Die Vorratsdatenspeicherung, die auf Basis einer EU-Richtlinie in den Mitgliedsstaaten eingeführt wird, ist zuletzt verstärkt auf Widerstand gestoßen. In Deutschland hat der Verfassungsgerichtshof die dortige Regelung wegen Unvereinbarkeit mit den Grundrechten gekippt. Der oberste Gerichtshof in Irland hat vor einem Jahr eine Anfrage beim EuGH eingebracht, um klären zu lassen, ob die Vorratsdatenspeicherung mit der europäischen Grundrechtecharta vereinbar ist. Der Österreichische Verfassungsgerichtshof hat im Dezember 2012 eine ähnliche Anfrage bei den europäischen Richtern in Luxemburg eingebracht. Trotzdem wird in einer Arbeitsgruppe, die unter Aussicht des Österreichischen Justizministeriums an einer Novelle des Urheberrechts werkt, bereits über eine Ausweitung der derzeitigen Regelung diskutiert.
Unmut in der Bevölkerung
In Österreich kommt die Vorratsdatenspeicherung erst seit April des vergangenen Jahres zum Einsatz. Die Verbindungsdaten werden für sechs Monate von den Providern gespeichert, die Inhalte dabei allerdings nicht erfasst. Friedrich Alexander Koenig, Abteilungsleiter in der Strafrechtssektion des österreichischen Justizministeriums http://justiz.gv.at , sagt, die Politik habe sich hierzulande bewusst Zeit gelassen mit der Umsetzung der Vorgaben aus Brüssel. "So konnten wir die Entwicklung in anderen Ländern beobachten und die Erfahrungen der dortigen Kollegen berücksichtigen. Unsere Regelung leistet einen wichtigen Beitrag zur Aufklärung schwerer Verbrechen bei gleichzeitiger Wahrung des Datenschutzes." Diese Einschätzung wird allerdings nicht überall geteilt.
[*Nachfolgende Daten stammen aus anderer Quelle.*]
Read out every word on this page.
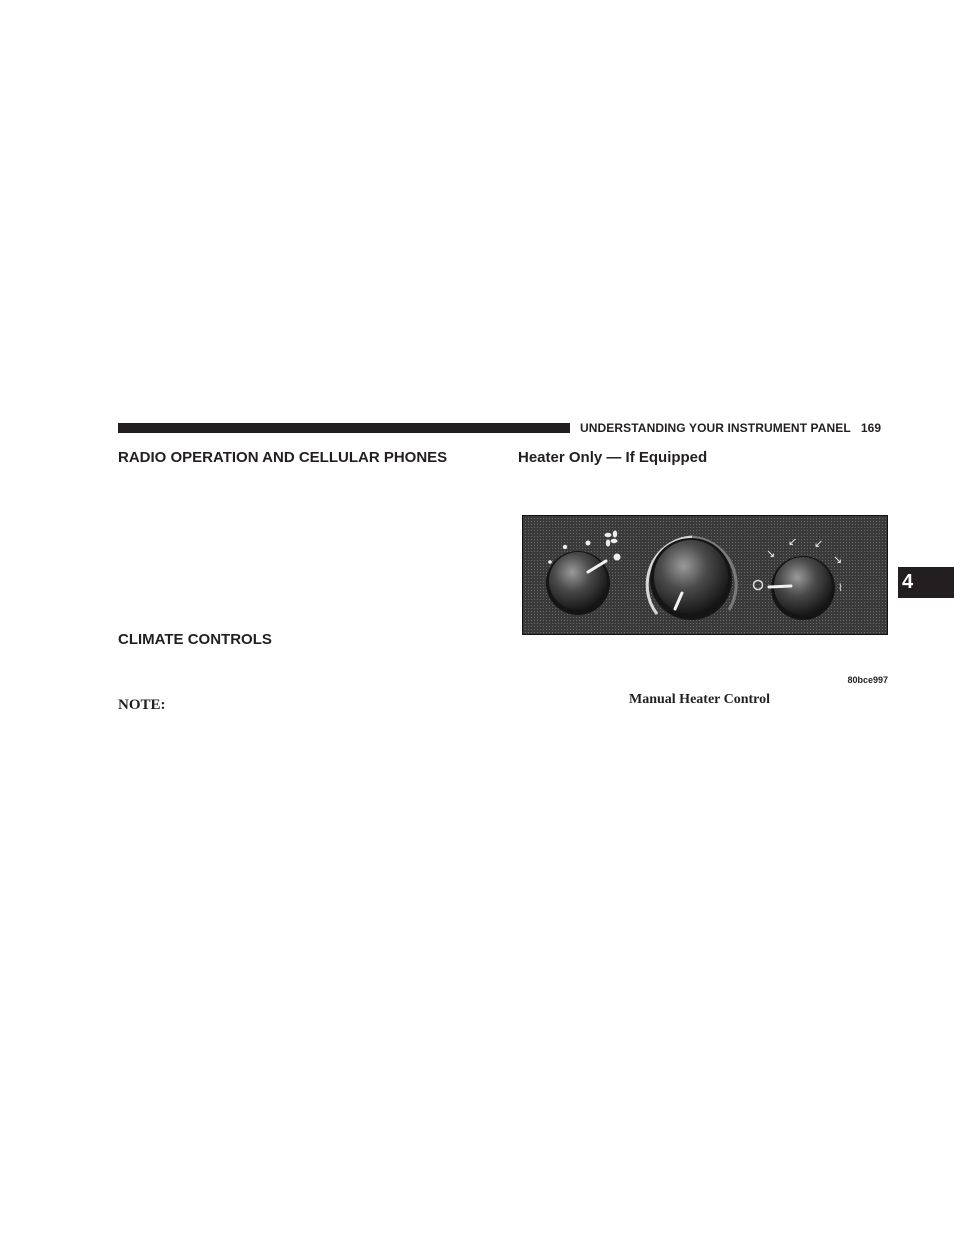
UNDERSTANDING YOUR INSTRUMENT PANEL 169
RADIO OPERATION AND CELLULAR PHONES
CLIMATE CONTROLS
NOTE:
Heater Only — If Equipped
↘
↙ ↙
↘
⌇
80bce997
Manual Heater Control
4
Der Verfassungsbeschwerde, die zur Anrufung des EuGH geführt hat, haben sich in Österreich über 11.000 Menschen angeschlossen. Eine Aktion der Arbeiterkammer hat über 100.000 Unterschriften gegen die Speicherung der Vorratsdaten gebracht. Die Kritiker sehen in der Vorratsdatenspeicherung einen Eingriff in die Grundrechte der Bürger. "Diese Art der Datenerfassung stellt jeden unbescholtenen Bürger unter Generalverdacht. Die Erfahrungen in Deutschland haben gezeigt, dass die Vorratsdatenspeicherung keine Verbrechen verhindert und auch die Aufklärungsquote von Verbrechen nicht steigern kann. Jeder Mensch hat das Recht, unbeobachtet zu kommunizieren", sagt Datenschutz-Aktivist Georg Markus Kainz vom Verein Quintessenz http://quintessenz.at .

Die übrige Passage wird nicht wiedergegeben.